Answer:
A,C and E are equal with 4 as their solution; F and B are equal with 0 as their solution. D is independent.
Solution:
A. [tex]-(7-4x)=9[/tex]
Taking off the brackets we get,
[tex]-7+4x=9 \Rightarrow +4x=9+7[/tex]
[tex]\Rightarrow 4x=16 \\[/tex]
[tex]\Rightarrow x=\frac{16}{4} \Rightarrow 4[/tex]
Here x=4 --- (a)
B. [tex]12=-4(-6x-3)[/tex]
Multiplying -4 inside we get,
[tex]12=+24x+12 \Rightarrow 12-12=24x[/tex]

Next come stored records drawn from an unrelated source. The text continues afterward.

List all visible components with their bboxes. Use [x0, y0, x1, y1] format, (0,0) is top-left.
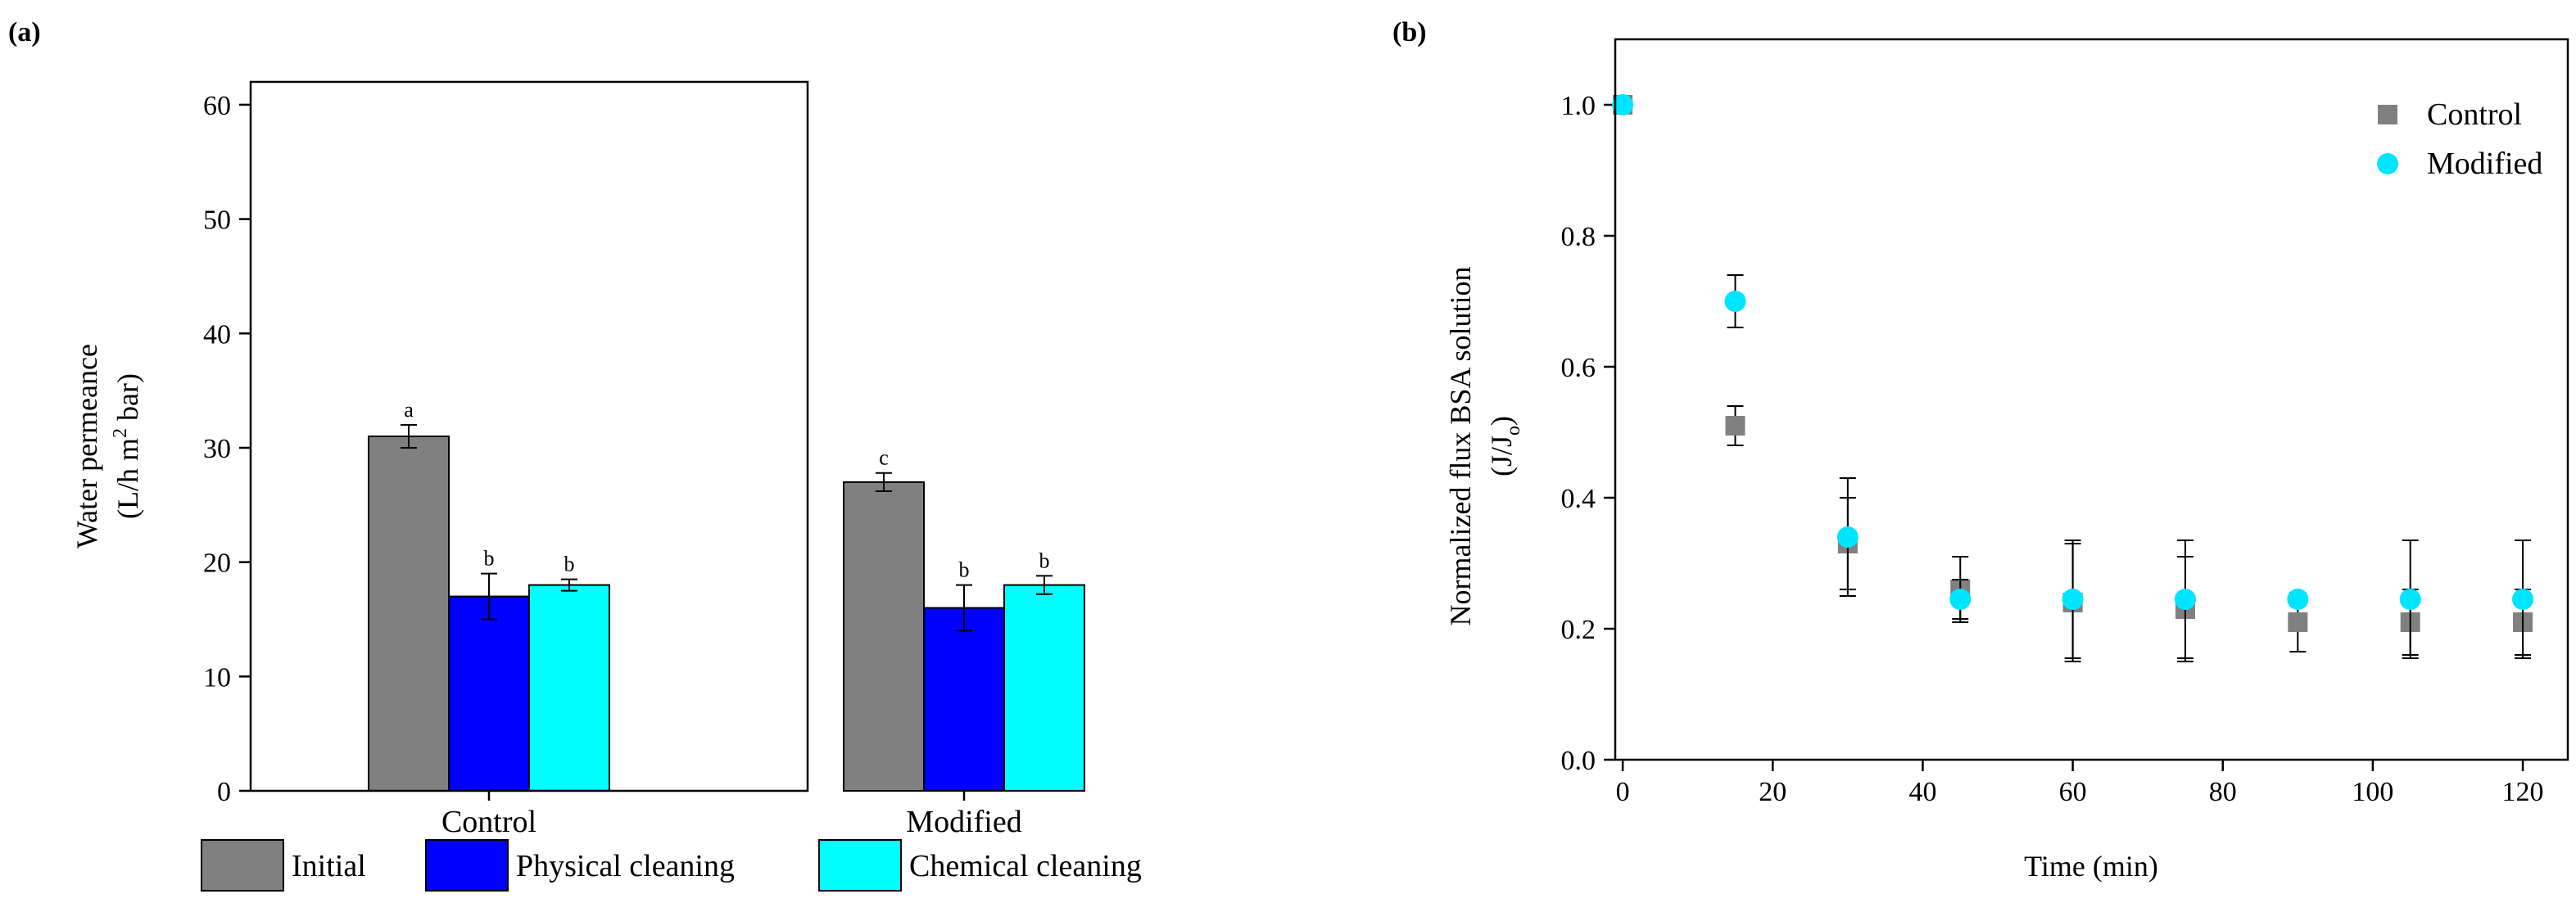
significance-letter: a [404, 398, 414, 422]
panel-a-ytick-label: 0 [217, 777, 231, 807]
panel-b-xlabel: Time (min) [2024, 850, 2158, 883]
panel-a-ylabel-line2-post: bar) [111, 373, 144, 428]
legend-swatch-physical-cleaning [425, 839, 509, 892]
panel-b-label: (b) [1392, 17, 1427, 47]
legend-marker-control [2378, 105, 2397, 124]
legend-label-physical-cleaning: Physical cleaning [516, 849, 735, 883]
significance-letter: b [959, 558, 970, 582]
panel-b-ytick-label: 0.6 [1561, 353, 1596, 383]
panel-b-scatter-chart: (b) Normalized flux BSA solution (J/Jo) … [1392, 17, 2569, 883]
panel-b-xtick-label: 100 [2352, 777, 2393, 807]
significance-letter: b [564, 553, 575, 576]
category-label-modified: Modified [906, 805, 1021, 839]
category-label-control: Control [441, 805, 536, 839]
bar-chemical-cleaning-control [528, 584, 610, 792]
bar-physical-cleaning-control [448, 595, 530, 792]
panel-b-ytick-label: 0.4 [1561, 484, 1596, 514]
data-point-modified [1949, 589, 1972, 610]
panel-a-ylabel-line2-sup: 2 [110, 428, 131, 438]
data-point-modified [2062, 589, 2084, 610]
data-point-modified [2287, 589, 2309, 610]
panel-a-ylabel-line2: (L/h m2 bar) [110, 373, 144, 519]
bar-initial-modified [843, 481, 925, 792]
panel-b-ytick-label: 0.0 [1561, 746, 1596, 776]
legend-label-initial: Initial [292, 849, 366, 883]
data-point-modified [2174, 589, 2196, 610]
panel-b-ytick-label: 0.2 [1561, 615, 1596, 645]
panel-b-plot-frame [1614, 38, 2569, 761]
data-point-modified [1836, 526, 1858, 548]
legend-swatch-initial [201, 839, 284, 892]
legend-marker-modified [2377, 153, 2398, 174]
bar-physical-cleaning-modified [923, 607, 1005, 792]
panel-a-ylabel-line1: Water permeance [70, 344, 103, 549]
panel-a-bar-chart: (a) Water permeance (L/h m2 bar) ab bcb b … [8, 17, 1142, 892]
panel-b-ylabel-line2: (J/Jo) [1485, 416, 1524, 476]
panel-b-ylabel-line2-pre: (J/J [1485, 436, 1518, 476]
panel-a-ytick-label: 40 [203, 319, 231, 350]
panel-b-ylabel-line2-sub: o [1503, 426, 1524, 436]
significance-letter: c [879, 446, 889, 470]
panel-a-ytick-label: 50 [203, 205, 231, 236]
legend-label-chemical-cleaning: Chemical cleaning [909, 849, 1142, 883]
data-point-modified [1612, 94, 1634, 115]
panel-a-label: (a) [8, 17, 41, 47]
panel-b-ytick-label: 1.0 [1561, 91, 1596, 121]
legend-swatch-chemical-cleaning [818, 839, 902, 892]
significance-letter: b [484, 547, 495, 571]
bar-initial-control [368, 436, 450, 792]
panel-b-xtick-label: 40 [1908, 777, 1936, 807]
significance-letter: b [1039, 549, 1050, 572]
panel-a-ytick-label: 20 [203, 549, 231, 579]
panel-b-xtick-label: 60 [2059, 777, 2087, 807]
data-point-modified [2512, 589, 2534, 610]
panel-b-xtick-label: 20 [1759, 777, 1786, 807]
panel-b-xtick-label: 120 [2502, 777, 2544, 807]
panel-a-ylabel-line2-pre: (L/h m [111, 438, 144, 519]
panel-b-ylabel-line1: Normalized flux BSA solution [1444, 267, 1477, 626]
panel-b-xtick-label: 80 [2209, 777, 2237, 807]
panel-a-plot-frame [249, 80, 809, 792]
data-point-control [2288, 612, 2308, 632]
bar-chemical-cleaning-modified [1003, 584, 1085, 792]
panel-b-ylabel-line2-post: ) [1485, 416, 1518, 426]
legend-label-control: Control [2427, 97, 2522, 132]
panel-b-ytick-label: 0.8 [1561, 222, 1596, 252]
data-point-modified [2399, 589, 2421, 610]
data-point-modified [1724, 291, 1746, 312]
panel-a-ytick-label: 30 [203, 434, 231, 464]
panel-a-ytick-label: 10 [203, 662, 231, 693]
legend-label-modified: Modified [2427, 147, 2542, 181]
panel-a-ytick-label: 60 [203, 91, 231, 121]
panel-b-xtick-label: 0 [1616, 777, 1630, 807]
data-point-control [1725, 416, 1745, 436]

[tex]\Rightarrow x=0[/tex]
Here x=0 --- (b)
C. [tex]5x+34=-2(1-7x)[/tex]
Multiplying -2 inside we get,
[tex]5x+34=-2+14x[/tex]
Grouping the terms,
[tex]34+2=14x-5x \Rightarrow 36=9x[/tex]
[tex]\Rightarrow x=4[/tex]
Here x=4 --- (c)
D. [tex]14=-(x-8)[/tex]
[tex]\Rightarrow 14=-x+8 \Rightarrow -x=14-8[/tex]
[tex]\Rightarrow x=-6[/tex]
Here x=-6 --- (d)
E. [tex]-8=-(x+4)[/tex]
[tex]\Rightarrow -8=-x-4 \Rightarrow x=8-4[/tex]
[tex]\Rightarrow x=4[/tex]
Here x=4 --- (e)
F. [tex]x+5=-5x+5[/tex]
[tex]\Rightarrow x+5x=5-5[/tex]
[tex]6x=0 \Rightarrow x=0[/tex]
Here x=0 --- (f)
So, from the above calculations we can conclude that (a), (c) and (e) are equal and (f) and (b) are equal but (d) is independent because it has a different solution.